Errada, porque a posse depende sim da publicação do ato de provimento, que é o marco inicial do prazo legal.
- B)não foi respeitado o prazo para tomar posse.
Errada, porque a posse ocorreu dentro do prazo de 30 dias contado da publicação do ato de provimento.
- C)a entrada em exercício independe do servidor ter tomado posse.
Errada, porque o exercício pressupõe a posse; primeiro o servidor toma posse, depois entra em exercício.
- D)não foi respeitado o prazo para entrada em exercício.
Errada, porque o exercício foi iniciado dentro do prazo legal de 15 dias após a posse.
- E)a promoção não interrompe o tempo de exercício.
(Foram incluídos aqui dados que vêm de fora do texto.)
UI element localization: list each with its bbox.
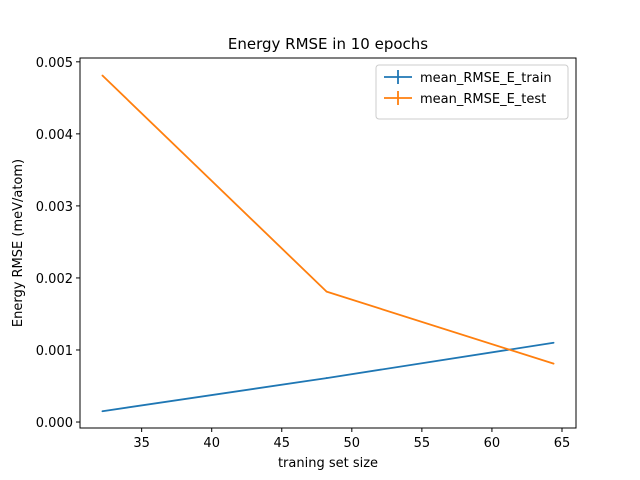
plot-area [101, 74, 555, 413]
y-tick-label: 0.002 [36, 272, 73, 287]
data-point-mean_RMSE_E_train [325, 377, 328, 379]
legend: mean_RMSE_E_train mean_RMSE_E_test [375, 64, 569, 120]
data-point-mean_RMSE_E_test [101, 74, 104, 77]
x-tick-label: 65 [554, 436, 571, 451]
x-tick-label: 40 [203, 436, 220, 451]
data-point-mean_RMSE_E_train [101, 410, 104, 413]
x-tick-label: 45 [273, 436, 290, 451]
y-axis-label: Energy RMSE (meV/atom) [11, 159, 26, 327]
data-point-mean_RMSE_E_test [325, 290, 328, 293]
legend-box [375, 64, 569, 120]
y-tick-label: 0.001 [36, 344, 73, 359]
legend-label: mean_RMSE_E_train [420, 71, 552, 86]
y-axis: 0.000 0.001 0.002 0.003 0.004 0.005 [36, 56, 80, 431]
x-tick-label: 55 [414, 436, 431, 451]
axes-frame [79, 57, 577, 429]
legend-label: mean_RMSE_E_test [420, 92, 546, 107]
y-tick-label: 0.000 [36, 416, 73, 431]
data-point-mean_RMSE_E_train [552, 341, 555, 344]
x-tick-label: 50 [344, 436, 361, 451]
y-tick-label: 0.004 [36, 128, 73, 143]
chart-title: Energy RMSE in 10 epochs [228, 35, 428, 53]
x-axis: 35 40 45 50 55 60 65 [133, 428, 570, 451]
x-tick-label: 35 [133, 436, 150, 451]
data-point-mean_RMSE_E_test [552, 362, 555, 365]
x-axis-label: traning set size [278, 456, 378, 471]
y-tick-label: 0.005 [36, 56, 73, 71]
y-tick-label: 0.003 [36, 200, 73, 215]
x-tick-label: 60 [484, 436, 501, 451]
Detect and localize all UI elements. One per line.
Certa, porque a promoção não interrompe o tempo de exercício do servidor.
Gabarito: E
A Lei 8.112/1990 separa bem três momentos: provimento, posse e exercício. Primeiro sai a publicação do ato de provimento; depois o servidor toma posse; e, por fim, entra em exercício. Aqui, a posse ocorreu dentro do prazo legal de 30 dias contado da publicação do ato de provimento, e o exercício também foi iniciado dentro do prazo de 15 dias contado da posse, então esses pontos estão corretos. O pulo do gato está na promoção. Pela lógica do regime jurídico dos servidores federais, a promoção é forma de provimento derivado, mas não apaga nem interrompe o tempo de exercício já prestado. Em outras palavras: o servidor não “zera o relógio” por ser promovido. O tempo continua correndo normalmente para os efeitos funcionais e para a contagem do exercício no cargo. Por isso, a alternativa correta é a que aponta a ofensa ao afirmar que a promoção interrompeu o tempo de exercício. A lei não traz essa interrupção como efeito da promoção. Então, se a banca quer cobrar o detalhe, é justamente esse: promoção não interrompe tempo de exercício. Resumo de prova: posse em até 30 dias da publicação, exercício em até 15 dias da posse, e promoção não interrompe o tempo já trabalhado. É o tipo de questão em que a banca mistura prazos com efeitos funcionais para ver se você tropeça na casca de banana.